In our field, the Online Journalism Awards are the biggies. The complete list of links to finalists went out a few days ago. The categories include, for example, “General Excellence (Large),” for which the expected giant media sites have been honored. There are three categories for “Online Commentary” (large, medium, small), which interest me not in the least. (I mean, text only? Yeah, okay.)
The categories that interest me the most are, of course, “Outstanding Use of Digital Media”; the two lists are for large and small organizations. The four “small” sites so honored are Bakersfield.com, Florida Today, Roanoke.com, and the Wisconsin State Journal. Seven large sites made the list: the Detroit Free Press, the Discovery Channel, the Honolulu Advertiser, the Los Angeles Times, The New York Times, the Star Tribune, and The Washington Post.
I’m going to take a few blog posts to discuss these nominees. Today I’ll take the easy way out and link to those I have already discussed here in this blog.
A People Torn: Liberians in Minnesota (Star Tribune, Minneapolis, Minnesota) is one of the all-time best online multimedia packages — ever. I wrote about it at length in February 2007. There are lots of reasons to admire and marvel at this package; perhaps the best reason is the brilliant integration of the text stories, using normal HTML pages. I think Dave Braunger should get an award for design innovation.
Everest: Beyond the Limit (Discovery Channel) is a site I didn’t blog about, but I saved a del.icio.us bookmark back in December 2006 with this description: “… AWESOME. Three video cameras simultaneously climbing Everest, playing simultaneously for you, with TOTAL scrub capability — synchronized across the three cameras — with choice from SIX cameras!!! All Flash.
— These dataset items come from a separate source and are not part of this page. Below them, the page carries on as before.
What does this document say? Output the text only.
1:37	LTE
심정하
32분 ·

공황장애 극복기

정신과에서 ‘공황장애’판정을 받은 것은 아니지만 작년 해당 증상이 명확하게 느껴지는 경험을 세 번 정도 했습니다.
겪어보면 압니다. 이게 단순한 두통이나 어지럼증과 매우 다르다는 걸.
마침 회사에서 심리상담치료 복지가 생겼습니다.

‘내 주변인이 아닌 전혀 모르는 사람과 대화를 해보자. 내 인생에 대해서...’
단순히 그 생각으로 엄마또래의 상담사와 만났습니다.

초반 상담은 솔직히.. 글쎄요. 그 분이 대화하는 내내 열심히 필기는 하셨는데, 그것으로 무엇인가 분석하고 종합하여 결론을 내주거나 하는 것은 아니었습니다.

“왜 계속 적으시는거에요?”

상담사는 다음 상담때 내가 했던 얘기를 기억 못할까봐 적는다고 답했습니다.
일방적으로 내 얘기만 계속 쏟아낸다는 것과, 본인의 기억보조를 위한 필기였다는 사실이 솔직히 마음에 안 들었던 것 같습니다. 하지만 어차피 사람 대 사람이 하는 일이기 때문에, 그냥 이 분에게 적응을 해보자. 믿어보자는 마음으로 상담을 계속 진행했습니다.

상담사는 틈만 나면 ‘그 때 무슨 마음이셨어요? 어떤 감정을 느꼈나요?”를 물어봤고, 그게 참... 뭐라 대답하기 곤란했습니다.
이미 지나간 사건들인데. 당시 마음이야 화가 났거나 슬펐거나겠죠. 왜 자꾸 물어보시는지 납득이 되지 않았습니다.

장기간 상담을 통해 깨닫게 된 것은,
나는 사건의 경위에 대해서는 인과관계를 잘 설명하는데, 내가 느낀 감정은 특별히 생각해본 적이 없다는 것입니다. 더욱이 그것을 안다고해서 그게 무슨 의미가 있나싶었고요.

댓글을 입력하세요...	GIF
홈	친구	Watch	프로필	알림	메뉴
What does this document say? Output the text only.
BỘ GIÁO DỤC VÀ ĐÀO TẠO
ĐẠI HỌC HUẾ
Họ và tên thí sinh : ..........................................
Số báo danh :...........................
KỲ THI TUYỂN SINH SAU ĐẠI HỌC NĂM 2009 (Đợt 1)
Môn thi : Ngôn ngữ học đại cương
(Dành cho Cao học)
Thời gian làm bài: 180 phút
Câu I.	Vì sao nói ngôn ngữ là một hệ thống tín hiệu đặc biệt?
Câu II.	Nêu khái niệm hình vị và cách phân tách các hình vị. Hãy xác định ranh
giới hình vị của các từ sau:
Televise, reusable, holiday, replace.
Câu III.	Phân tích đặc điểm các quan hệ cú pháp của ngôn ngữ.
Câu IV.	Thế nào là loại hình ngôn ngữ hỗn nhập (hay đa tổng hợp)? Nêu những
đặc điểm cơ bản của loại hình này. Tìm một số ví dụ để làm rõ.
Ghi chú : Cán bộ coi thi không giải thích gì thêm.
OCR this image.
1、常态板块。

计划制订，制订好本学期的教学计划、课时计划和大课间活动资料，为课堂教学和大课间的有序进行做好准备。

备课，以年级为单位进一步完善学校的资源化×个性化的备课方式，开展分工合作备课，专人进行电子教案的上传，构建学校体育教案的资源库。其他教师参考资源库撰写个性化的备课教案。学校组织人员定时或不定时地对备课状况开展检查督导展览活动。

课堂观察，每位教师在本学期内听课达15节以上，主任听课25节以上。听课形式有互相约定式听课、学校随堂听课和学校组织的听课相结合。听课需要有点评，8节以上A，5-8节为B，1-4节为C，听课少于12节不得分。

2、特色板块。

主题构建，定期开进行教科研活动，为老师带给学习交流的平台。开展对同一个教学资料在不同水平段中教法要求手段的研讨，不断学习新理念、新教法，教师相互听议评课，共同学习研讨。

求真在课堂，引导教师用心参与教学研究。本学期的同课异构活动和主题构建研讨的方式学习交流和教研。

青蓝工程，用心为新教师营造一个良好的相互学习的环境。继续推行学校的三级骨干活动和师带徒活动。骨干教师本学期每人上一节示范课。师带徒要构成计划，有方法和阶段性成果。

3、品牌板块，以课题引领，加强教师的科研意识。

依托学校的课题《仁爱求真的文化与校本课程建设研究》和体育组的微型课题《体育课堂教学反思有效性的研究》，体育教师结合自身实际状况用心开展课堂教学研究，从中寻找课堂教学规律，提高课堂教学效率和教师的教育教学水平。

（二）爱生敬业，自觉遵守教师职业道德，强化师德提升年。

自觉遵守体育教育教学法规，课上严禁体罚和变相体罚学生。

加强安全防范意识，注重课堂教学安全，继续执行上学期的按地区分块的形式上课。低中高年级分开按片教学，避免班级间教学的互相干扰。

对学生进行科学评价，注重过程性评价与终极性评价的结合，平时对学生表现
Bet Ashley [Wells, of MSNBC.com] wishes he had thought of this.” That was referring not to the entire package but specifically to the Sherpa Cam — which remains one of the most amazing things I have seen online to date. I think Discovery should win an award for the outstanding technical achievement here.
onBeing (washingtonpost.com) was the subject of a blog post I wrote in February 2007. While the once-weekly posted videos have not become “appointment viewing” for me, they clearly have for others. I pop in once every four or five weeks and watch two or three of them. I still find these videos compelling and interesting — unlike a lot of other video online! I think video journalist Jenn Crandall deserves a special award for her skill and humanity in conducting and editing these videos. They are extraordinary.
Altered Oceans (Los Angeles Times) has garnered a lot of attention already this year, and I linked to it twice (in March , when it won an NPPA award, and in April, when I wrote about unwieldy large packages online) but never really said much about it. I’ll say now what I’ve been holding back all this time: I hate this package. It makes a beautiful first impression with its luscious graphics, but underneath that initial surface image, it’s a hodgepodge of pieces that are barely connected and not one bit integrated. (If you compare it with the Minnesota Liberians story, you should be able to see what I mean by that.) I don’t mean to belittle the reporting or the five long text stories in any way — but as a so-called package, this is one of the worst. It is NOT an “Outstanding Use of Digital Media” at all.
Starting on Monday, I’ll post some comments about the remaining seven nominees in both the large and small categories for “Outstanding Use of Digital Media.”